Part one opens the dream world that Mrs Thatcher promised, and the ghosts that came back to disrupt it. When power begins to shift in society, everything becomes unstable, exciting and frightening. It wasn’t just the decline of political power, it was also a seismic shift in consciousness in Britain at the end of the 20th century, driven by individualism. Gay Scottish Disco. Intersex dog. Mrs Thatcher. Encounter group. Ghosts of the Empire. Jimmy Savile. The Cheese and Onion computer. Video dating. Ian Curtis. Monetarism. Dead pilot. Stephen Hawking and Black Holes. National Front. Fat-shaming ventriloquist. Dub clash sound system. Party elephant. Wanker on the line. Racist attacks. Bucks Fizz.

On your own in a world of individual freedom. It’s wonderful. But can you trust the old institutions? Suspicion begins to grow. Taxidermist and owl. Rupert Murdoch and the Royal Family. Mrs Thatcher and the Yorkshire Ripper. Avant-garde hair. Video vigilantes. Inflatable giraffe. Fairlight sampler. Square-dance in Worthing. Paedophile spy. Skinhead poem. The corrupt British establishment. Relax. Dame Edna and the Freemasons. Shoot to Kill. Two policeman interrogating a rape victim. Penguins. How to manipulate interviewees on TV. Remixes. The past becomes untrustworthy.
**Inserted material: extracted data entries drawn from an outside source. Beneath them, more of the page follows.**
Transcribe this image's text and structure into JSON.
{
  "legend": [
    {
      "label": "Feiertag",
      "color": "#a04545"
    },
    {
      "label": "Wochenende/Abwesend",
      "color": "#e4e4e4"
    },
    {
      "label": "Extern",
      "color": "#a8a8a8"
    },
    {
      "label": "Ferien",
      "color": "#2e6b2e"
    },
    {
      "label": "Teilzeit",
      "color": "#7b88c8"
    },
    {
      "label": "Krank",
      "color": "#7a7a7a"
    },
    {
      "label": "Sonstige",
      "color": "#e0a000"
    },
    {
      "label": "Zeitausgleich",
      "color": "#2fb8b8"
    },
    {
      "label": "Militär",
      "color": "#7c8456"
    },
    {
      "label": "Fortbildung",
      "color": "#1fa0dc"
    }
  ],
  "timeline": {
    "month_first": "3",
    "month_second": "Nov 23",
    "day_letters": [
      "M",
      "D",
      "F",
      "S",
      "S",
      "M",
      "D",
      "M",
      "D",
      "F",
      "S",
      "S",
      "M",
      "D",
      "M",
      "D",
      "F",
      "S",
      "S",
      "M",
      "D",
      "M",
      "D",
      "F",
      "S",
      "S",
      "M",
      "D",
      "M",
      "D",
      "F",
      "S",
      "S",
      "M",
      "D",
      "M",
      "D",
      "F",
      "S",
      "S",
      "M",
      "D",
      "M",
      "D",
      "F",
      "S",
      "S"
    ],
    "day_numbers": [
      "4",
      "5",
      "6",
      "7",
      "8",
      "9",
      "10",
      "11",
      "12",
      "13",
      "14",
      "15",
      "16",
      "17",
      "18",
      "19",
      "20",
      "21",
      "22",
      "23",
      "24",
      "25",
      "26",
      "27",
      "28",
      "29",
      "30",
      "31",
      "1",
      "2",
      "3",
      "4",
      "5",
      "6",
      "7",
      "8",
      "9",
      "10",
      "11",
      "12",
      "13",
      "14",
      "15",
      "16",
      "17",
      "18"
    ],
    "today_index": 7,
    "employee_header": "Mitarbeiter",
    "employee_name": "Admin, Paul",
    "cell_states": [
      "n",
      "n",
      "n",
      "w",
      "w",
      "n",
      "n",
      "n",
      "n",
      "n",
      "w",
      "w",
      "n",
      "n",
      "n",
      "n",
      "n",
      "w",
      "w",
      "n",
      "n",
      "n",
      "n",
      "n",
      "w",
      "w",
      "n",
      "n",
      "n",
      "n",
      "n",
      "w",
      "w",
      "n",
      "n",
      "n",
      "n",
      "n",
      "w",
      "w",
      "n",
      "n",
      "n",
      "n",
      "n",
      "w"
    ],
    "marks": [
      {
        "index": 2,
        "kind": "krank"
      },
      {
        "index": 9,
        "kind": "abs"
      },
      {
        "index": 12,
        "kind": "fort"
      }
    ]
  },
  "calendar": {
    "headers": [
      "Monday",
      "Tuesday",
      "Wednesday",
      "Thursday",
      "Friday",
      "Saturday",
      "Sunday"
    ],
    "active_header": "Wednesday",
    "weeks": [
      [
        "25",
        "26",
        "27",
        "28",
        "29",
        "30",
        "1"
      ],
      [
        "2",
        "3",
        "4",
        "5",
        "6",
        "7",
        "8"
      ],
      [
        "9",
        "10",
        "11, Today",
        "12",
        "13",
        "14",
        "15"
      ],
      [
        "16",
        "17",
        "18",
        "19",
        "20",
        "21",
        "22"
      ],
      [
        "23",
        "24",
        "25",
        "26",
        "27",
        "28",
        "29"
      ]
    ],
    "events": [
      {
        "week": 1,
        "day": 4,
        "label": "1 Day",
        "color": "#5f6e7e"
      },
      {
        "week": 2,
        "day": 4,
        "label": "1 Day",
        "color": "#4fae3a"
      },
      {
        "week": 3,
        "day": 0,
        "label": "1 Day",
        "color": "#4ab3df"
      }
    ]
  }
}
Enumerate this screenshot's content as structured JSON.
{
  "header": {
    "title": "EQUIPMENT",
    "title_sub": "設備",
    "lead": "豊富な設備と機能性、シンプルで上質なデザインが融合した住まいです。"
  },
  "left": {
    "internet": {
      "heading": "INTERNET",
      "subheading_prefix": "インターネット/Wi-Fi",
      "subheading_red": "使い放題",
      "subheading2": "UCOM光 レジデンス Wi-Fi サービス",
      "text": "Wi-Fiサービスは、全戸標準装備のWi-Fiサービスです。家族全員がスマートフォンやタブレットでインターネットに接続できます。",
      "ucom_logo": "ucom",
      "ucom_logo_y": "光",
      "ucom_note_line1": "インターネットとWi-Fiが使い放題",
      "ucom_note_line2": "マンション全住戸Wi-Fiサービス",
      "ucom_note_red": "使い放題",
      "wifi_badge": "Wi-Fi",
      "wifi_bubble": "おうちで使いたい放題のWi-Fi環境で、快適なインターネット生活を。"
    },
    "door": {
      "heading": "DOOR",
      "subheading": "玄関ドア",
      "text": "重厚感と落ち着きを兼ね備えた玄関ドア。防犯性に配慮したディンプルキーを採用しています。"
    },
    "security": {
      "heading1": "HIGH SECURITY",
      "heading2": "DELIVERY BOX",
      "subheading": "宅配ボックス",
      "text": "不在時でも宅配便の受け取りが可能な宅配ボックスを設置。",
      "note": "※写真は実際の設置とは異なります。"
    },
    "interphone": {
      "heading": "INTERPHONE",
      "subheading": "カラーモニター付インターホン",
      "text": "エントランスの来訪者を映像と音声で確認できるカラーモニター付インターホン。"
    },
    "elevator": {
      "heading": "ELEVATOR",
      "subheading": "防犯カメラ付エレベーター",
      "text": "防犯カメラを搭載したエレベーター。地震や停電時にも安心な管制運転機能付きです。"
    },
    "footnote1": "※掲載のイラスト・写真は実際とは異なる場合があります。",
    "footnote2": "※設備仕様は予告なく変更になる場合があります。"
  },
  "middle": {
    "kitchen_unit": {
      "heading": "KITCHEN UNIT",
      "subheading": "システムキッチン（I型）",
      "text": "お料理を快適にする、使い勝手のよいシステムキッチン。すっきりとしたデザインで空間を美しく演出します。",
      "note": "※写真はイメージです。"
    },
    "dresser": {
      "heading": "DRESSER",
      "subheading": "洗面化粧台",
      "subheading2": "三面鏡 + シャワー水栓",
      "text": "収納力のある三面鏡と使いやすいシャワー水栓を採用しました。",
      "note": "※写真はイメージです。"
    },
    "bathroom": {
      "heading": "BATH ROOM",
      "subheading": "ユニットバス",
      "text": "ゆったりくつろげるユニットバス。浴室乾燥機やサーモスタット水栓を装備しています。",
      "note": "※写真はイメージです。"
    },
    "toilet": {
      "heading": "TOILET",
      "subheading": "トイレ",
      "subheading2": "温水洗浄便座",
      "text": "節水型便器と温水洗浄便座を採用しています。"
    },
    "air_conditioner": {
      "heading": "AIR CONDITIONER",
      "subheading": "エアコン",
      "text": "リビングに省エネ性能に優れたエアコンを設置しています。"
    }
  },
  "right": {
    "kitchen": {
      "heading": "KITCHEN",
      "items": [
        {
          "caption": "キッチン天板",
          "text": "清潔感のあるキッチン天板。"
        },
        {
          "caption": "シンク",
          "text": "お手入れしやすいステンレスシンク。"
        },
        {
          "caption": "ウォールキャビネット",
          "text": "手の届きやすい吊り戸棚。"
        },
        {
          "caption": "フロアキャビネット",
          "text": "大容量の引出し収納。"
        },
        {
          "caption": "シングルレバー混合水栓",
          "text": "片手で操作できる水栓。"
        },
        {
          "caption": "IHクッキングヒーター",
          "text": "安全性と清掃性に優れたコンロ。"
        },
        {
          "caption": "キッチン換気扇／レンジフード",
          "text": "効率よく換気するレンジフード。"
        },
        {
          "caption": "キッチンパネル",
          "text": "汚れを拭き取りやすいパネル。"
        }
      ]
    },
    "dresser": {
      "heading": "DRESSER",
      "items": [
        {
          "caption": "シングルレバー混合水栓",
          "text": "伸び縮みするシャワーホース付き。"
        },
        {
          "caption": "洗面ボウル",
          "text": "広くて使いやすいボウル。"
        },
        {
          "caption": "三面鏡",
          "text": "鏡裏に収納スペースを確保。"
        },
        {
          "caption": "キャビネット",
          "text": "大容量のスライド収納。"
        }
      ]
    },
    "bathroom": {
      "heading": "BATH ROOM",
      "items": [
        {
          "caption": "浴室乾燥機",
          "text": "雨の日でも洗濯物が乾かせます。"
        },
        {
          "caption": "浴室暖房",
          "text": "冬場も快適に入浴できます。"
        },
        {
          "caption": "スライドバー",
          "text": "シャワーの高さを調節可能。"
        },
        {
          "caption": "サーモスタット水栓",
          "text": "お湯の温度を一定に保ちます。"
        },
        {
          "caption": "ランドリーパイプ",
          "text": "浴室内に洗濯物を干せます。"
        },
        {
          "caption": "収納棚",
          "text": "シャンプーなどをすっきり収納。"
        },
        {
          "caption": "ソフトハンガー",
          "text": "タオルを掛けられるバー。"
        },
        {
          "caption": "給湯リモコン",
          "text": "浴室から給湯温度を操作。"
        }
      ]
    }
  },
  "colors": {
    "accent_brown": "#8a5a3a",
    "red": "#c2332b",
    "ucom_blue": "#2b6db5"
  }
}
Money replaces ideology as a way of ordering Britain. It was supposed to make things rational. But the money got mixed with old forces from the past. And wasn’t as predictable as it seemed. Shoes from Russell & Bromley. Mrs Thatcher’s luminous earrings. Dolly the horse. Liberal intellectuals who know their power is over. Leeks by moonlight. The Duke of Westminster. The Bitch. Modern art. Morrissey’s nostalgia. Make-up by Rimmel. Dodi Fayed. Ken Dodd’s suitcase. Data extraction. The first Islamist group. The covenants of old English power. MDMA. Mrs Thatcher reads a poem. White rasta.

Those in power begin to distrust you. Once you were a heroic individual. Now you are a creature of HR. And the prime minister is just a man in blue underpants. UFO over Surrey. Water is contaminated. Pigs walking into walls. Traitors in Downing Street. Night sweats. Ram-raiding Currys. ERM underwear. Dreaming of Sutton Coldfield. Nuns play ping pong. Sod Off. HR comes to the Zoo. The official report insists it’s anxiety, not water. Jane Hawking hates her husband’s rational smile. Cleaning up dragon shit. Privatised companies play mathematical games. The rabbits are not anxious. But there may be alternative dimensions where they are. The politicians lose control of the economy.

Who needs politicians in a magical world of free individuals? So they give away their power. But Alexander McQueen sees what is really happening. The monstrous rise of the handbag. The Prince of Wales and his hidden smutty word. Christian Heavy Metal. Sleazy politicians. Imaginary Time. Mohamed al Fayed. King Rat. Censorship in Bollywood. The disappeared from the mental hospital. Highland Rape. Labour gives the last real power away. Sugababes. The pool, the sauna and the lifestyle. Artists become agents for property developers. There are Black Holes in your head. Factories close in the North East. A scanner from Maplin. The empty zones in the Dome. Toad in the Hole. Margaret Thatcher’s handbag. The hidden backbeat. Subprime. The fake show at the end of the century. And the real one.